Reporting on graduation, I can’t help but reflect on how the world has changed in the 15 years since I donned cap and mortarboard. For one thing, technology is different. Back then, phones had cords. If you needed to drive someplace new, you used a paper map — or wrote down directions. The Internet? What was that? When I did encounter it that summer of 1995, let’s just say that it was a whole lot slower and clunkier than it is today. That was five years before the dot com bust, six years before 9-11. It was a very different world.
Today’s graduates can rely on all the new tools and tech we’ve come up with in the intervening years. But they are also entering into a much more fluid and uncertain economic world.
Tuition costs at Washington colleges have risen steadily over the last 10 years. Increasingly, high school students are turning to community colleges and Running Start programs to save on the steep cost of college.
State legislators, including State Rep. Glenn Anderson, have challenged higher education in Washington to deliver more degrees for in-demand fields over the past few years. Anderson is alarmed by the fact that Washington exports many of its top high school graduates to out-of-state universities.
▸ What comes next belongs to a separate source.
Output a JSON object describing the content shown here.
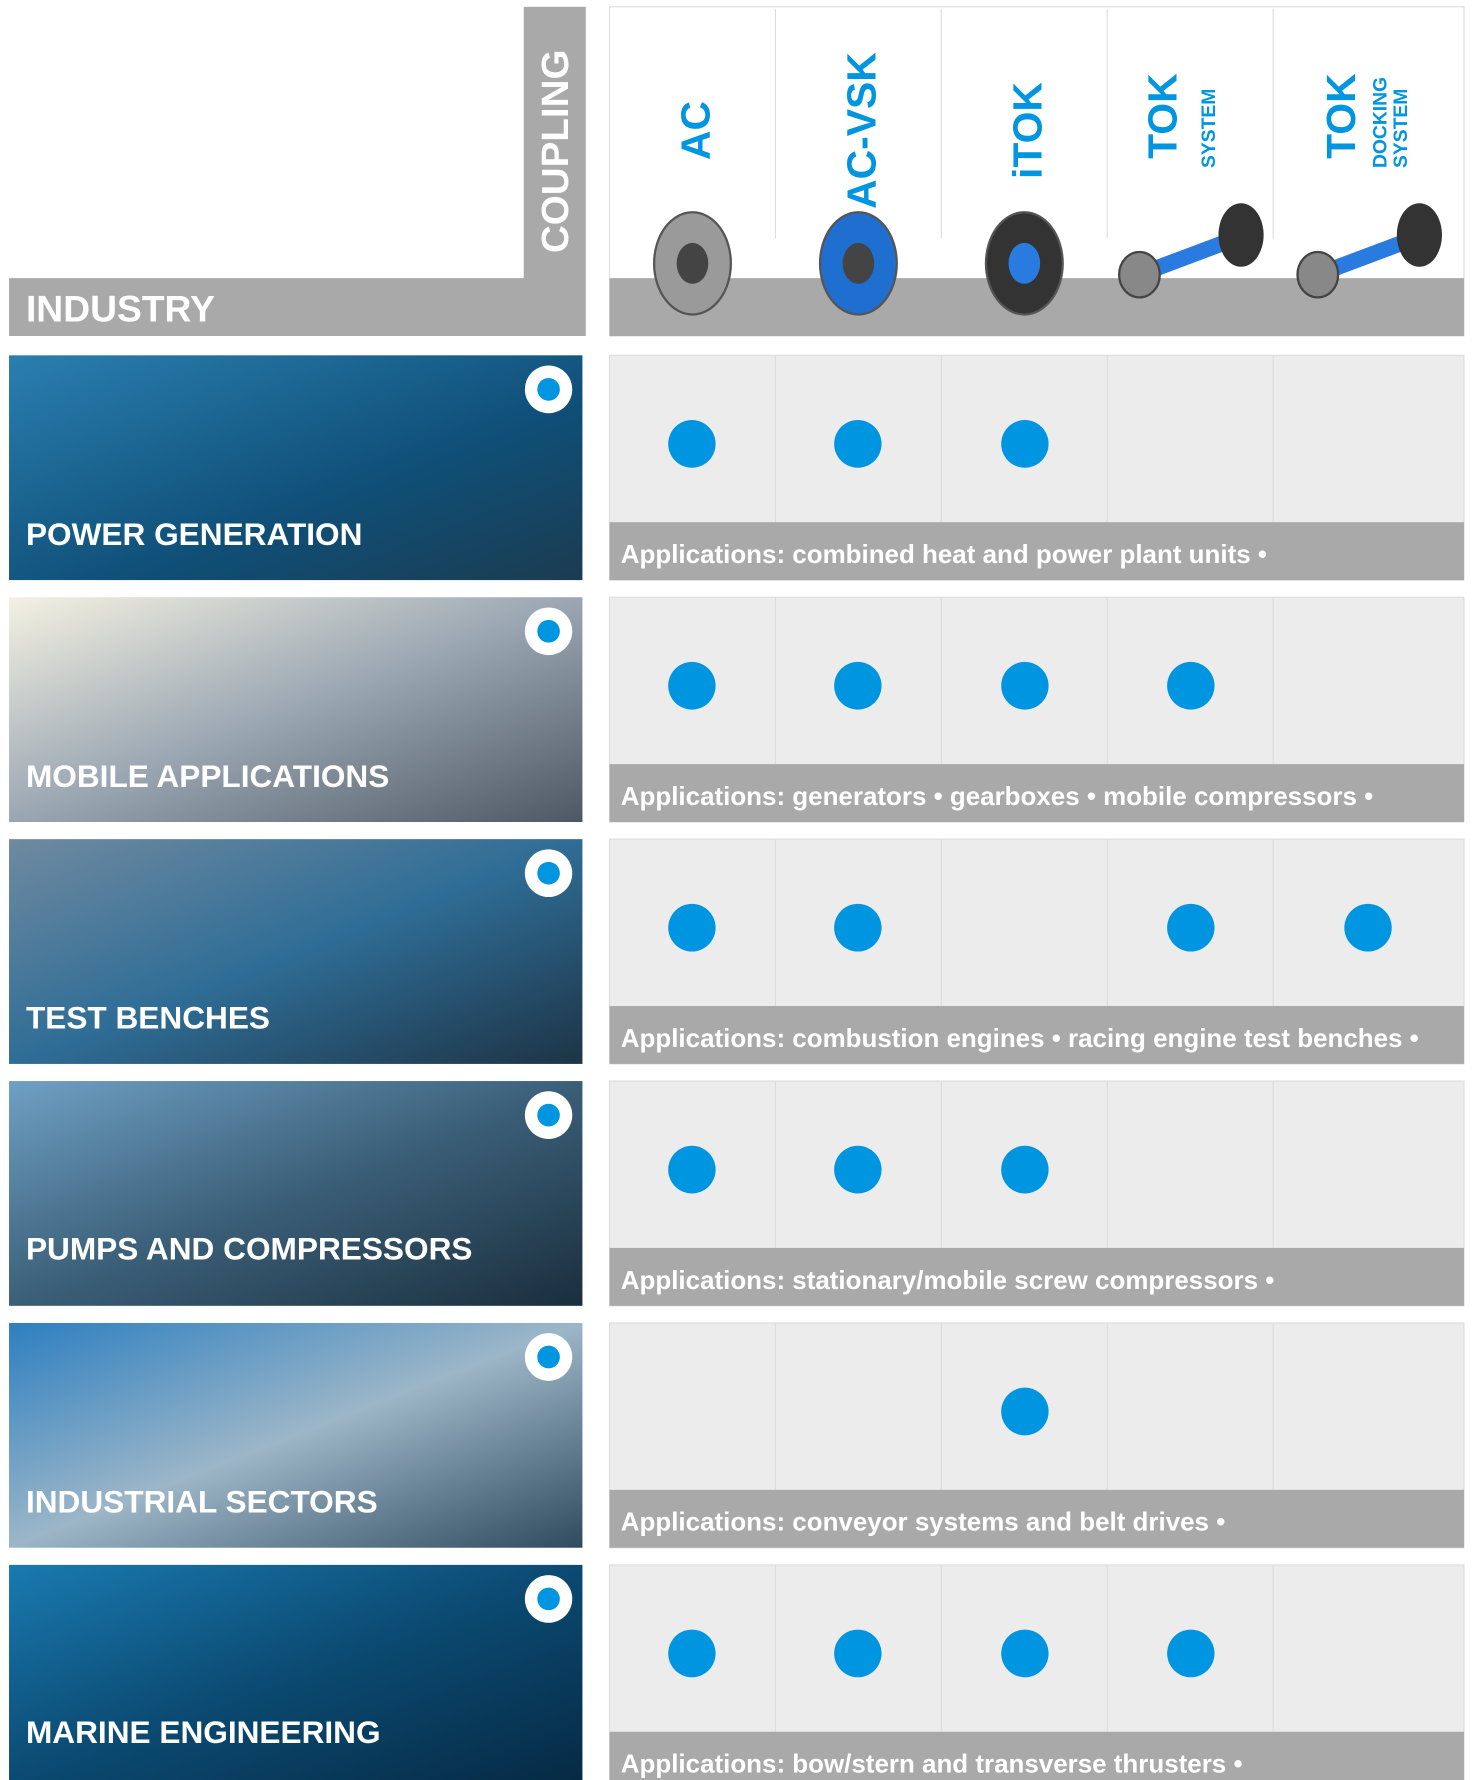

The repercussions of the global recession are still with us, and there is no telling what the economic situation will be like when today’s graduates exit college in four or six years.
One thing we do know is that the nation’s population is changing. As today’s grads are entering the workforce, another, bigger generation is leaving it.
About 76 million people were born in the Baby Boomer decades, while only about 46 million people were born during ‘Generation X.’ This could means that companies will become more competitive about hiring in a shrinking workforce.
Grads might consider mining the boomer retirement for career possibilities. After all, millions of aging retirees will need services, from the medical industry to tourism.
While traditional universities may not be the best route for all graduates, census numbers show that, on average, education is a good investment.
According to the U.S. Census Bureau, someone with a professional degree earns more than three times the annual income of someone who holds only a high school diploma. Bachelor’s degree-holders earn about 60 percent more than someone with just a diploma.
That said, the degree that grads leave with may not define them. According to the U.S. Department of Labor, the average U.S. worker changes careers three to five times during their lifetime. I can’t tell you how many people I know with English and communications degrees who now work with computer language instead of prose.
Change is probably the one thing that young people can count on in the years to come. I encourage the Class of 2010 to set a focus for their future, but also to explore career paths before they lock themselves into them.
Let’s all do our part to encourage and share experiences with all of these young people as they begin their adult lives.